If the needle goes “below” the target, pull back (but not out) and oblique the needle more horizontally, it if goes “above” the target, pull back (but not out) and angle the needle more vertically. Be careful to NOT bend the needle!
5) The finale step is to practice aiming for smaller and smaller structures and practice until very familiar.
A few more tips:
When all these steps are mastered, teach the student that when inserting a needle they should neither go too fast (loose the tip of the needle) or too slow (as this could cause tenting of the membranes-red arrows in the picture-). When doing fetal procedure (such as IM injections in the fetus to paralyze it, or KCL) again a sharp push is needed or the fetus will move around.

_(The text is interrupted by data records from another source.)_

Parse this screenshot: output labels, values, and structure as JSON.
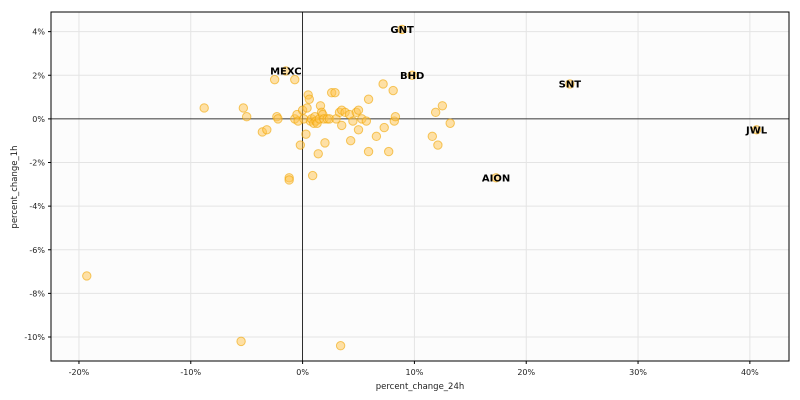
{
  "chart_data": {
    "type": "scatter",
    "title": "",
    "xlabel": "percent_change_24h",
    "ylabel": "percent_change_1h",
    "xlim": [
      -22.5,
      43.5
    ],
    "ylim": [
      -11.1,
      4.9
    ],
    "xticks": [
      -20,
      -10,
      0,
      10,
      20,
      30,
      40
    ],
    "xtick_labels": [
      "-20%",
      "-10%",
      "0%",
      "10%",
      "20%",
      "30%",
      "40%"
    ],
    "yticks": [
      -10,
      -8,
      -6,
      -4,
      -2,
      0,
      2,
      4
    ],
    "ytick_labels": [
      "-10%",
      "-8%",
      "-6%",
      "-4%",
      "-2%",
      "0%",
      "2%",
      "4%"
    ],
    "grid": true,
    "reference_lines": {
      "x": 0,
      "y": 0
    },
    "colors": {
      "point_fill": "#ffc34d",
      "point_stroke": "#f0a500",
      "background": "#fcfcfc"
    },
    "points": [
      {
        "x": -19.3,
        "y": -7.2
      },
      {
        "x": -8.8,
        "y": 0.5
      },
      {
        "x": -5.3,
        "y": 0.5
      },
      {
        "x": -5.0,
        "y": 0.1
      },
      {
        "x": -5.5,
        "y": -10.2
      },
      {
        "x": -3.6,
        "y": -0.6
      },
      {
        "x": -3.2,
        "y": -0.5
      },
      {
        "x": -2.5,
        "y": 1.8
      },
      {
        "x": -2.3,
        "y": 0.1
      },
      {
        "x": -2.2,
        "y": 0.0
      },
      {
        "x": -1.2,
        "y": -2.7
      },
      {
        "x": -1.2,
        "y": -2.8
      },
      {
        "x": -0.7,
        "y": 1.8
      },
      {
        "x": -0.7,
        "y": 0.0
      },
      {
        "x": -0.5,
        "y": 0.2
      },
      {
        "x": -0.4,
        "y": -0.1
      },
      {
        "x": -0.2,
        "y": -1.2
      },
      {
        "x": 0.0,
        "y": 0.4
      },
      {
        "x": 0.1,
        "y": 0.0
      },
      {
        "x": 0.3,
        "y": -0.7
      },
      {
        "x": 0.4,
        "y": 0.5
      },
      {
        "x": 0.5,
        "y": 1.1
      },
      {
        "x": 0.6,
        "y": 0.9
      },
      {
        "x": 0.7,
        "y": -0.1
      },
      {
        "x": 0.8,
        "y": 0.0
      },
      {
        "x": 0.9,
        "y": -2.6
      },
      {
        "x": 1.0,
        "y": -0.2
      },
      {
        "x": 1.1,
        "y": 0.1
      },
      {
        "x": 1.2,
        "y": -0.1
      },
      {
        "x": 1.3,
        "y": -0.2
      },
      {
        "x": 1.4,
        "y": -1.6
      },
      {
        "x": 1.5,
        "y": 0.0
      },
      {
        "x": 1.6,
        "y": 0.6
      },
      {
        "x": 1.7,
        "y": 0.3
      },
      {
        "x": 1.8,
        "y": 0.2
      },
      {
        "x": 1.9,
        "y": 0.0
      },
      {
        "x": 2.0,
        "y": -1.1
      },
      {
        "x": 2.2,
        "y": 0.0
      },
      {
        "x": 2.4,
        "y": 0.0
      },
      {
        "x": 2.6,
        "y": 1.2
      },
      {
        "x": 2.9,
        "y": 1.2
      },
      {
        "x": 3.0,
        "y": 0.0
      },
      {
        "x": 3.3,
        "y": 0.3
      },
      {
        "x": 3.5,
        "y": 0.4
      },
      {
        "x": 3.5,
        "y": -0.3
      },
      {
        "x": 3.4,
        "y": -10.4
      },
      {
        "x": 3.8,
        "y": 0.3
      },
      {
        "x": 4.2,
        "y": 0.2
      },
      {
        "x": 4.3,
        "y": -1.0
      },
      {
        "x": 4.5,
        "y": -0.1
      },
      {
        "x": 4.8,
        "y": 0.3
      },
      {
        "x": 5.0,
        "y": 0.4
      },
      {
        "x": 5.0,
        "y": -0.5
      },
      {
        "x": 5.3,
        "y": 0.0
      },
      {
        "x": 5.7,
        "y": -0.1
      },
      {
        "x": 5.9,
        "y": 0.9
      },
      {
        "x": 5.9,
        "y": -1.5
      },
      {
        "x": 6.6,
        "y": -0.8
      },
      {
        "x": 7.2,
        "y": 1.6
      },
      {
        "x": 7.3,
        "y": -0.4
      },
      {
        "x": 7.7,
        "y": -1.5
      },
      {
        "x": 8.1,
        "y": 1.3
      },
      {
        "x": 8.2,
        "y": -0.1
      },
      {
        "x": 8.3,
        "y": 0.1
      },
      {
        "x": 11.6,
        "y": -0.8
      },
      {
        "x": 11.9,
        "y": 0.3
      },
      {
        "x": 12.1,
        "y": -1.2
      },
      {
        "x": 12.5,
        "y": 0.6
      },
      {
        "x": 13.2,
        "y": -0.2
      }
    ],
    "annotations": [
      {
        "label": "GNT",
        "x": 8.9,
        "y": 4.1
      },
      {
        "label": "MEXC",
        "x": -1.5,
        "y": 2.2
      },
      {
        "label": "BHD",
        "x": 9.8,
        "y": 2.0
      },
      {
        "label": "SNT",
        "x": 23.9,
        "y": 1.6
      },
      {
        "label": "JWL",
        "x": 40.6,
        "y": -0.5
      },
      {
        "label": "AION",
        "x": 17.3,
        "y": -2.7
      }
    ]
  }
}
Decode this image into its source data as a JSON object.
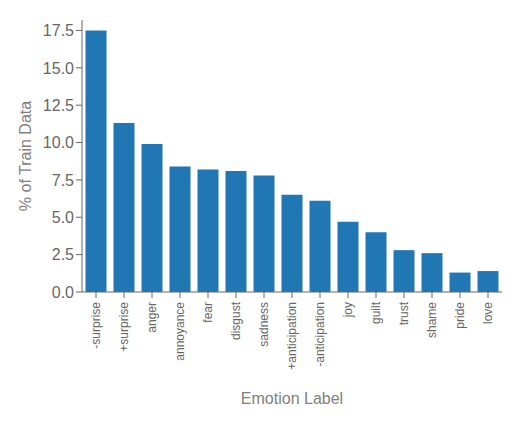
{
  "chart_data": {
    "type": "bar",
    "categories": [
      "-surprise",
      "+surprise",
      "anger",
      "annoyance",
      "fear",
      "disgust",
      "sadness",
      "+anticipation",
      "-anticipation",
      "joy",
      "guilt",
      "trust",
      "shame",
      "pride",
      "love"
    ],
    "values": [
      17.5,
      11.3,
      9.9,
      8.4,
      8.2,
      8.1,
      7.8,
      6.5,
      6.1,
      4.7,
      4.0,
      2.8,
      2.6,
      1.3,
      1.4
    ],
    "color": "#2077b4",
    "xlabel": "Emotion Label",
    "ylabel": "% of Train Data",
    "ylim": [
      0,
      18.2
    ],
    "yticks": [
      {
        "value": 0,
        "label": "0.0"
      },
      2.5,
      {
        "value": 5,
        "label": "5.0"
      },
      7.5,
      {
        "value": 10,
        "label": "10.0"
      },
      12.5,
      {
        "value": 15,
        "label": "15.0"
      },
      17.5
    ]
  }
}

Do not remove the stylet and reinsert the needle. This can cause the empty barrel of the needle to core pieces of membranes or particles that will block the needle. This will make aspiration difficult. One of the markers of a blocked needle, is that a vacuum is formed in the needle that causes a particular artifact:
While draining a cyst, check 1) there are no large vessels in front of the needle using color Doppler (especially if doing transvaginal as it is hard to tamponade a vaginal hematoma), and 2) as the cyst wall collapse reposition the needle to get as much of the fluid as possible.
During aspiration, the tip of the needle may become clogged as the walls of the cyst are aspirated. Reposition the needle gently, or rotate it to reorient the bevel.
Small residual fluid appears unavoidable after cyst aspiration
I hope this short tutorial s helpful to help students practice ultrasound guided procedures.